Wer hat Angst vor Lokal­politik?

Voller Einsatz für die Kommunalpolitik
Wer hat Angst vor Lokal­politik?
Autorin: Carola Hoffmeister 14.03.2023

Die Politik, insbesondere die Kommunal­politik, verlangt vollen Einsatz von den Beteiligten. Hatespeech und Vorwürfe gehören mitunter zum Alltag. Warum es trotzdem gut ist, sich in seiner Stadt politisch zu engagieren, erklären zwei Frauen aus Tschechien, die an dem Projekt „Taking the fear out of local politics“ der Via Foundation teilgenommen haben – zu deutsch: keine Angst vor Lokal­politik.

Petra Korlaar und Hana Rakšány Dvořáková, das Projekt hat Sie während Ihrer Kandidatur bis zu den Kommunal­wahlen im September 2022 begleitet. Warum? Was haben Lokal­politiker*innen zu befürchten?

Petra Korlaar: 30 Jahre nach der Revolution in Tschechien ist die politische Arbeit hierzulande immer noch stark mit Stigmata behaftet. Zum einen gibt es die Furcht, in der Politik korrumpier­bar zu sein – von Geld, Macht und Beziehungen. Und zum anderen die Angst, Ziel­scheibe zu sein und verantwortlich gemacht zu werden für Missstände, die wir möglicher­weise versuchen, zu beheben.

Hana Rakšány Dvořáková: An dem Projekt „Taking the fear out of local politics“ konnten angehende Politiker*innen aus ganz Tschechien teilnehmen, egal ob sie aus kleinen Dörfern wie ich oder größeren Städten stammen. In Bezug auf den Titel habe ich in erster Linie gelernt, dass es nicht darum geht, Politik alleine zu stemmen – als einsame Macht­haber*in an der Spitze. Sondern dass Politik vielmehr Team­arbeit ist und dass wir versuchen sollten, so viele Menschen wie möglich an Bord zu holen.

Petra Korlaar

Petra Korlaar hat zuvor in einer Kunst­galerie mit Schwer­punkt auf abstrakter europäischer Nach­kriegs­kunst gearbeitet. Für ihre elfjährige Tochter macht es bislang noch keinen großen Unterschied, ob Korlaar bei Eröffnungen in einer Galerie oder im Rathaus auf der Bühne steht.

Sie haben beide die Wahl gewonnen: Petra, Sie sind nun stellvertretende Bürger­meisterin von Mikulov, einer Stadt in Südmähren in Tschechien, gar nicht weit von der Grenze zu Nieder­österreich entfernt. Hana, Sie sind Bürger­meisterin von Kanice, einer Kleinstadt etwa elf Kilometer von Brno entfernt, der zweit­größten Stadt Tschechiens. Waren Sie schon immer politisch engagiert?

Petra: Nein, gar nicht.

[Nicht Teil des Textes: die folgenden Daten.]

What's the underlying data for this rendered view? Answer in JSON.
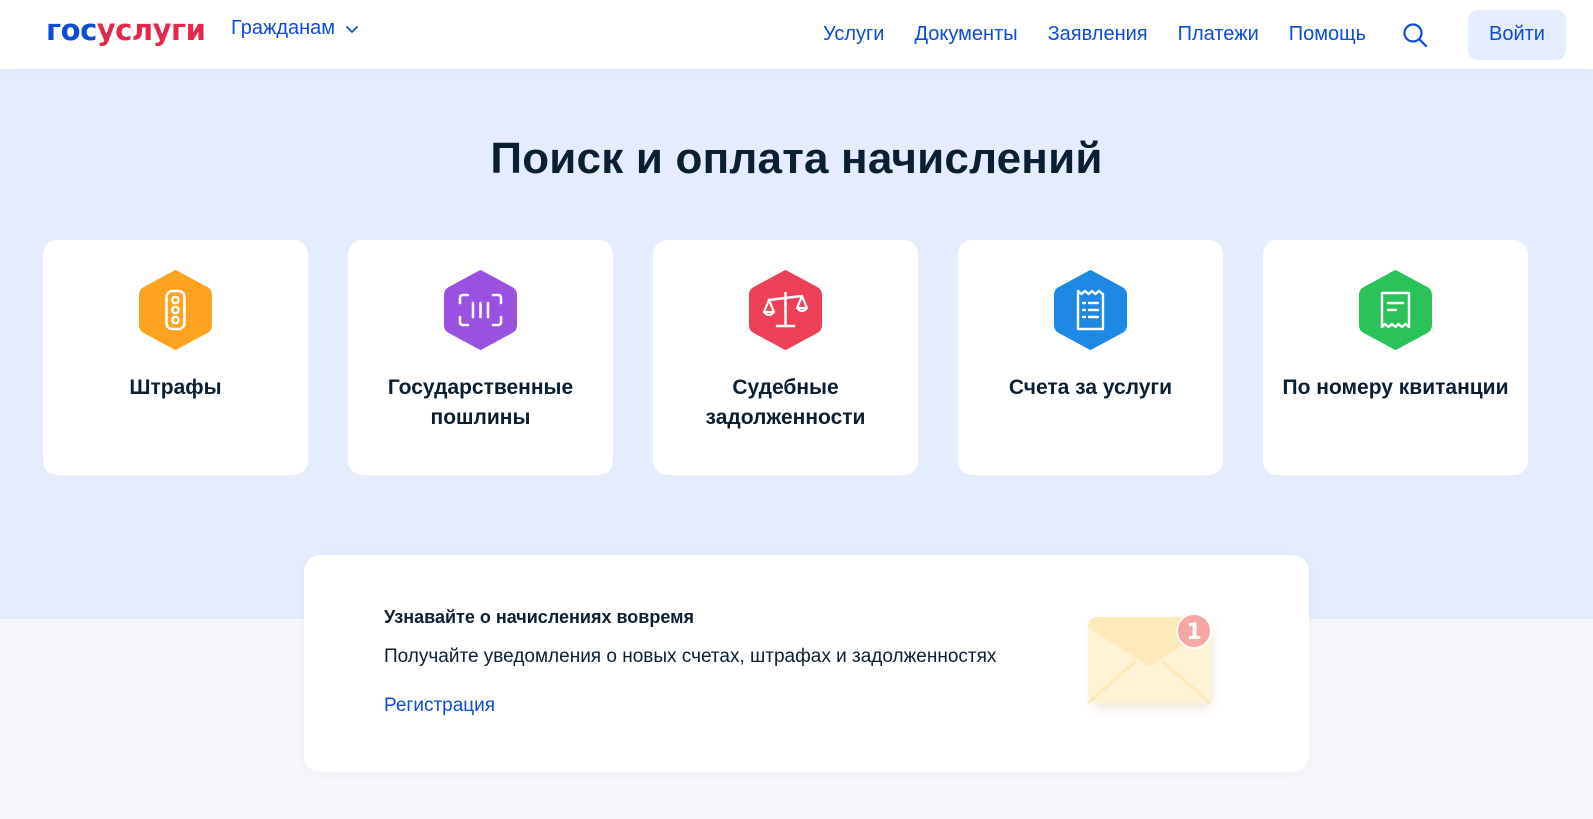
{
  "header": {
    "logo_part1": "гос",
    "logo_part2": "услуги",
    "audience_label": "Гражданам",
    "nav": [
      "Услуги",
      "Документы",
      "Заявления",
      "Платежи",
      "Помощь"
    ],
    "login_label": "Войти"
  },
  "hero": {
    "title": "Поиск и оплата начислений"
  },
  "categories": [
    {
      "label": "Штрафы",
      "icon": "traffic-light-icon",
      "color": "#ffa220"
    },
    {
      "label": "Государственные пошлины",
      "icon": "barcode-scan-icon",
      "color": "#9b51e0"
    },
    {
      "label": "Судебные задолженности",
      "icon": "scales-icon",
      "color": "#ee3f58"
    },
    {
      "label": "Счета за услуги",
      "icon": "bill-icon",
      "color": "#1e88e5"
    },
    {
      "label": "По номеру квитанции",
      "icon": "receipt-icon",
      "color": "#2bc25a"
    }
  ],
  "notify": {
    "title": "Узнавайте о начислениях вовремя",
    "text": "Получайте уведомления о новых счетах, штрафах и задолженностях",
    "link": "Регистрация",
    "badge": "1"
  },
  "colors": {
    "brand_blue": "#0d4cd3",
    "brand_red": "#e3284b",
    "hero_bg": "#e4ecfd",
    "text": "#0b1f33"
  }
}
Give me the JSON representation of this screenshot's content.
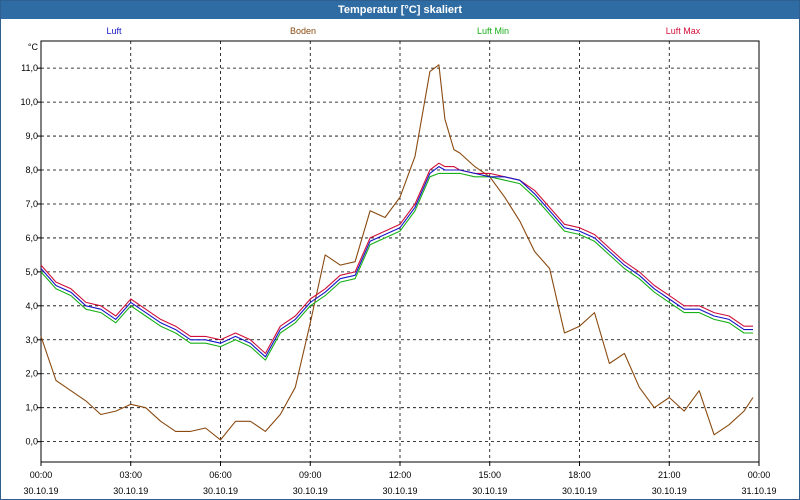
{
  "window": {
    "title": "Temperatur [°C] skaliert"
  },
  "chart_data": {
    "type": "line",
    "title": "Temperatur [°C] skaliert",
    "ylabel": "°C",
    "ylim": [
      -0.6,
      11.8
    ],
    "xlim": [
      0,
      24
    ],
    "grid": true,
    "legend_placement": "top",
    "y_ticks": [
      "0,0",
      "1,0",
      "2,0",
      "3,0",
      "4,0",
      "5,0",
      "6,0",
      "7,0",
      "8,0",
      "9,0",
      "10,0",
      "11,0"
    ],
    "x_ticks": [
      {
        "time": "00:00",
        "date": "30.10.19"
      },
      {
        "time": "03:00",
        "date": "30.10.19"
      },
      {
        "time": "06:00",
        "date": "30.10.19"
      },
      {
        "time": "09:00",
        "date": "30.10.19"
      },
      {
        "time": "12:00",
        "date": "30.10.19"
      },
      {
        "time": "15:00",
        "date": "30.10.19"
      },
      {
        "time": "18:00",
        "date": "30.10.19"
      },
      {
        "time": "21:00",
        "date": "30.10.19"
      },
      {
        "time": "00:00",
        "date": "31.10.19"
      }
    ],
    "x": [
      0.0,
      0.5,
      1.0,
      1.5,
      2.0,
      2.5,
      3.0,
      3.5,
      4.0,
      4.5,
      5.0,
      5.5,
      6.0,
      6.5,
      7.0,
      7.5,
      8.0,
      8.5,
      9.0,
      9.5,
      10.0,
      10.5,
      11.0,
      11.5,
      12.0,
      12.5,
      13.0,
      13.3,
      13.5,
      13.8,
      14.0,
      14.5,
      15.0,
      15.5,
      16.0,
      16.5,
      17.0,
      17.5,
      18.0,
      18.5,
      19.0,
      19.5,
      20.0,
      20.5,
      21.0,
      21.5,
      22.0,
      22.5,
      23.0,
      23.5,
      23.8
    ],
    "series": [
      {
        "name": "Luft",
        "color": "#1515c8",
        "values": [
          5.1,
          4.6,
          4.4,
          4.0,
          3.9,
          3.6,
          4.1,
          3.8,
          3.5,
          3.3,
          3.0,
          3.0,
          2.9,
          3.1,
          2.9,
          2.5,
          3.3,
          3.6,
          4.1,
          4.4,
          4.8,
          4.9,
          5.9,
          6.1,
          6.3,
          6.9,
          7.9,
          8.1,
          8.0,
          8.0,
          8.0,
          7.9,
          7.8,
          7.8,
          7.7,
          7.3,
          6.8,
          6.3,
          6.2,
          6.0,
          5.6,
          5.2,
          4.9,
          4.5,
          4.2,
          3.9,
          3.9,
          3.7,
          3.6,
          3.3,
          3.3
        ]
      },
      {
        "name": "Boden",
        "color": "#8a4a10",
        "values": [
          3.1,
          1.8,
          1.5,
          1.2,
          0.8,
          0.9,
          1.1,
          1.0,
          0.6,
          0.3,
          0.3,
          0.4,
          0.05,
          0.6,
          0.6,
          0.3,
          0.8,
          1.6,
          3.5,
          5.5,
          5.2,
          5.3,
          6.8,
          6.6,
          7.2,
          8.4,
          10.9,
          11.1,
          9.5,
          8.6,
          8.5,
          8.1,
          7.8,
          7.2,
          6.5,
          5.6,
          5.1,
          3.2,
          3.4,
          3.8,
          2.3,
          2.6,
          1.6,
          1.0,
          1.3,
          0.9,
          1.5,
          0.2,
          0.5,
          0.9,
          1.3
        ]
      },
      {
        "name": "Luft Min",
        "color": "#18b018",
        "values": [
          5.0,
          4.5,
          4.3,
          3.9,
          3.8,
          3.5,
          4.0,
          3.7,
          3.4,
          3.2,
          2.9,
          2.9,
          2.8,
          3.0,
          2.8,
          2.4,
          3.2,
          3.5,
          4.0,
          4.3,
          4.7,
          4.8,
          5.8,
          6.0,
          6.2,
          6.8,
          7.8,
          7.9,
          7.9,
          7.9,
          7.9,
          7.8,
          7.8,
          7.7,
          7.6,
          7.2,
          6.7,
          6.2,
          6.1,
          5.9,
          5.5,
          5.1,
          4.8,
          4.4,
          4.1,
          3.8,
          3.8,
          3.6,
          3.5,
          3.2,
          3.2
        ]
      },
      {
        "name": "Luft Max",
        "color": "#d0103a",
        "values": [
          5.2,
          4.7,
          4.5,
          4.1,
          4.0,
          3.7,
          4.2,
          3.9,
          3.6,
          3.4,
          3.1,
          3.1,
          3.0,
          3.2,
          3.0,
          2.6,
          3.4,
          3.7,
          4.2,
          4.5,
          4.9,
          5.0,
          6.0,
          6.2,
          6.4,
          7.0,
          8.0,
          8.2,
          8.1,
          8.1,
          8.0,
          7.9,
          7.9,
          7.8,
          7.7,
          7.4,
          6.9,
          6.4,
          6.3,
          6.1,
          5.7,
          5.3,
          5.0,
          4.6,
          4.3,
          4.0,
          4.0,
          3.8,
          3.7,
          3.4,
          3.4
        ]
      }
    ]
  }
}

Meine Lebenserfahrung ist irgendwie „europäisch“: Ich habe als Kind acht Jahre lang in Paris gelebt, bin in Brno aufgewachsen und habe dort studiert. Anschließend war ich fünf Jahre in London. Nach der Geburt meiner Tochter bin ich mit meinem Mann, der aus den Niederlanden stammt, nach Mikulov gezogen, also in eine touristisch sehr ansprechende, eher dörflich anmutende Gemeinde mit etwa 7.000 Einwohner*innen. Damals gab es in meinem Alltag viele Momente, in denen ich über die Abläufe in Behörden oder Institutionen gestolpert bin und dachte: Das könnte man aber so viel besser machen! So kam ich dazu, mich in die Gemeinschaft einzu­bringen und etwa für Initiativen von Bürger*innen kulturelle Events zu organisieren. Während­dessen wurde mir immer klarer, dass ich noch viel mehr erreichen könnte, wenn ich mehr Macht hätte. Wenn ich nicht einfach nur Bürgerin wäre, sondern Politikerin. Und so nahm der Wunsch in mir Gestalt an, mich politisch zu engagieren.

Hana Rakšány Dvořáková

Hana Rakšány Dvořáková ist die Bürger­meisterin von Kanice und arbeitet außerdem Vollzeit als IT-Spezialistin für einen US-amerikanischen Konzern. Als berufs­tätige Frau und Mutter dreier Kinder, zwei davon im Teen­age­-Alter, sind ihre Tage deshalb immer sehr lang.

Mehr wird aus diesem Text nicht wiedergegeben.